Similar to a neighborhood watch, Cloverdale is getting a business watch.
The idea to start a watch specifically for businesses and their owners came up as a response to specific concern from businesses about homeless-related issues. While that was what kicked off the creation of the watch, the department is hoping it will provide a communication channel for a variety of business issues.
As the methods of communication are still being worked out — a Facebook page and text thread were suggested at a meeting the Cloverdale Police Department held with business owners on April 23 — Sgt. Chris Parker said that the goal of the watch is to have a place for open communication between business owners and the police department, as well as a place where owners can inform each other of issues that they’re having.
“There are things that occur where it would help to get info and updates, such as power outages, homeless people camping behind businesses on private property, mentally-unstable people yelling or appearing threatening to pedestrians and customers,” said Kate Barrett, owner of Bolt Fabric + Home, who attended the department’s business watch meeting.
Whatever the communication channel may be, Parker described what his ideal view of a successful business watch would look like:
“An officer goes to a business, identifies someone passing bad checks or whatever … the officer can send that out to the business watch community via text (or something similar) and tell them, ‘Hey, look out for a male subject wearing black pants, black shirt and a mustache, passing fake bills,’” he said. “I think with that information they can be aware of the people coming into their business and look out for that sort of thing. On the flip side, they can report, ‘I saw there’s some blankets and stuff in the back of my (business), there may be someone sleeping there.’"
"Luckily, I have not experienced danger or fraud in my store," said Kelley Voss, owner of Voss Signature Vintage. "But if it were to happen, I would want to get the alert around quickly."
Voss recounted an experience at her store's former location wherein there was a domestic dispute nearby. She called the police, but said it "would have been great to let other businesses know that the police were on the way."
During the business watch’s first meeting, the department went over the results of a business survey that was sent out earlier this year, as well as had a presentation from a government worker about how to spot counterfeit money.
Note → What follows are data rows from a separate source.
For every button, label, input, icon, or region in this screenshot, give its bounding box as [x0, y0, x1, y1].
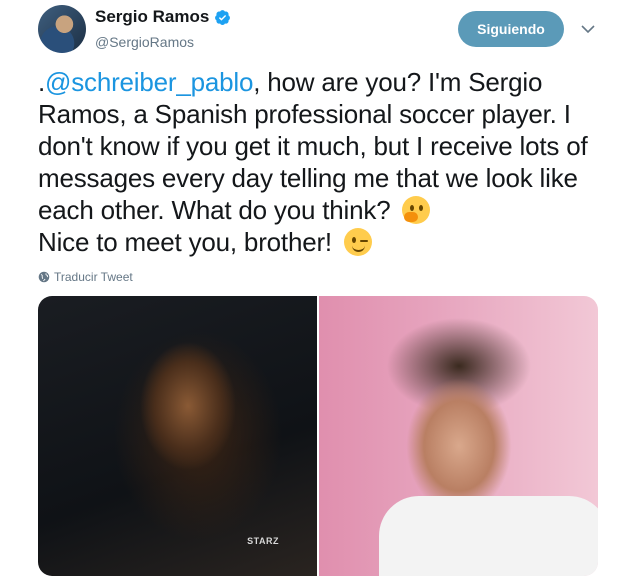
tweet-header: Sergio Ramos @SergioRamos Siguiendo	[38, 5, 608, 55]
globe-icon	[38, 271, 50, 283]
thinking-face-emoji	[402, 196, 431, 224]
winking-face-emoji	[343, 228, 372, 256]
media-grid[interactable]: STARZ	[38, 296, 598, 576]
emoji-hand	[404, 212, 419, 222]
starz-watermark: STARZ	[247, 536, 279, 546]
tweet-prefix: .	[38, 67, 46, 97]
photo-right[interactable]	[319, 296, 598, 576]
chevron-down-glyph	[581, 24, 595, 33]
verified-badge-icon	[215, 9, 231, 25]
photo-left[interactable]: STARZ	[38, 296, 317, 576]
chevron-down-icon[interactable]	[578, 19, 598, 39]
avatar[interactable]	[38, 5, 86, 53]
emoji-mouth	[351, 244, 365, 252]
tweet-body-2: Nice to meet you, brother!	[38, 227, 332, 257]
translate-label: Traducir Tweet	[54, 270, 133, 284]
tweet-text: .@schreiber_pablo, how are you? I'm Serg…	[38, 66, 608, 258]
mention-link[interactable]: @schreiber_pablo	[45, 67, 253, 97]
translate-tweet-link[interactable]: Traducir Tweet	[38, 270, 133, 284]
user-handle[interactable]: @SergioRamos	[95, 34, 194, 50]
following-button[interactable]: Siguiendo	[458, 11, 564, 47]
display-name[interactable]: Sergio Ramos	[95, 7, 209, 27]
name-row: Sergio Ramos	[95, 7, 231, 27]
photo-shirt	[379, 496, 598, 576]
The meeting was sparsely attended, possibly due to its mid-day meeting time, but Parker said that the department is hoping to hold an evening meeting later in the year.
The department got the idea from a business watch based on a similar yearly meeting that was held between businesses and police while he was working at the Cotati Police Department.
“In Cotati I always got with the businesses and the cabbies and we round-tabled and did a presentation about what was coming up in the year so we were always on the same page,” Parker said, mentioning that the main issue they were concerned with in Cotati was the “Cotati Crawl,” a weekly bar-hopping event downtown. “We wanted to do kinda the same thing here, so we tied that into the homeless concerns.”
As the kinks of the business watch get worked out — such as building a Facebook page or potentially setting up a text-based contact list — the department will be updating business owners who sign up as part of the business watch. Whatever the method of communication may be, Parker added that he doesn’t want it to become an outlet for off-topic conversation.
Business owners who are interested in being part of the watch and haven’t signed up to be included on the list can do so by emailing Parker at firstname.lastname@example.org. For those who sign up, the department has business watch stickers for business owner’s to include in the windows of their establishments.
This article was edited on May 11 to include quotes from Kelley Voss.